The Government will bring forward legislation to enshrine the planned International Criminal Court in British law, it announced yesterday.

Peter Hain, a Foreign Office minister, said a draft Bill for the new court, which would have the power to try people accused of genocide, war crimes and other crimes against humanity, would be published on 22 August.

He is writing to opposition parties, which have supported the Bill in principle, pleading for them to let it go through without any filibustering or party in-fighting. "I don't want this Bill to become a victim of the kind of Parliamentary machinations that opposition parties indulge in to frustrate the Government's general programme," he said.

There will be a seven-week consultation period, closing on 12 October, in time for the measure to be included in the Queen's Speech setting out the Government's legislative programme for the next parliamentary session.

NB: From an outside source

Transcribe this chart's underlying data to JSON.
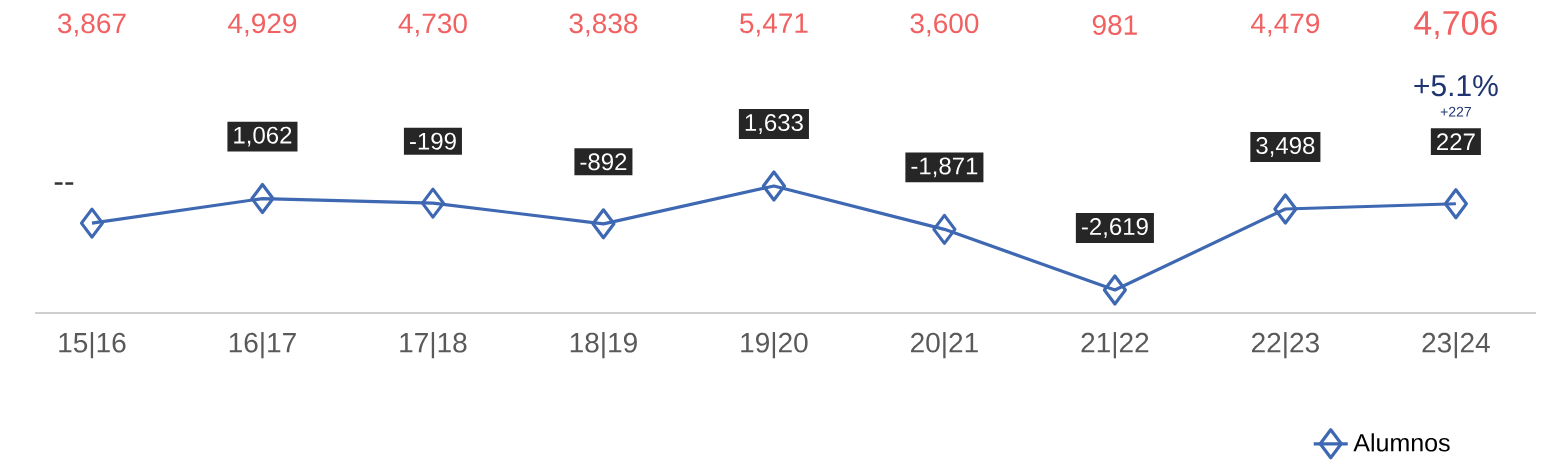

The Bill will enable the Government to ratify the 1998 Rome Statute of the International Criminal Court, establishing Britain as one of the court's founder members.

Of the 98 nations which signed the statute, only 14 have ratified it so far - well short of the 60 countries needed to bring the court into existence.

Britain has been in the forefront of international efforts to establish the court, putting it at odds with the US, which has refused to sign the statute on the grounds that it is opposed to any court which could seek to put American soldiers and officials on trial. Other nations which have objected to the court include China and Iraq.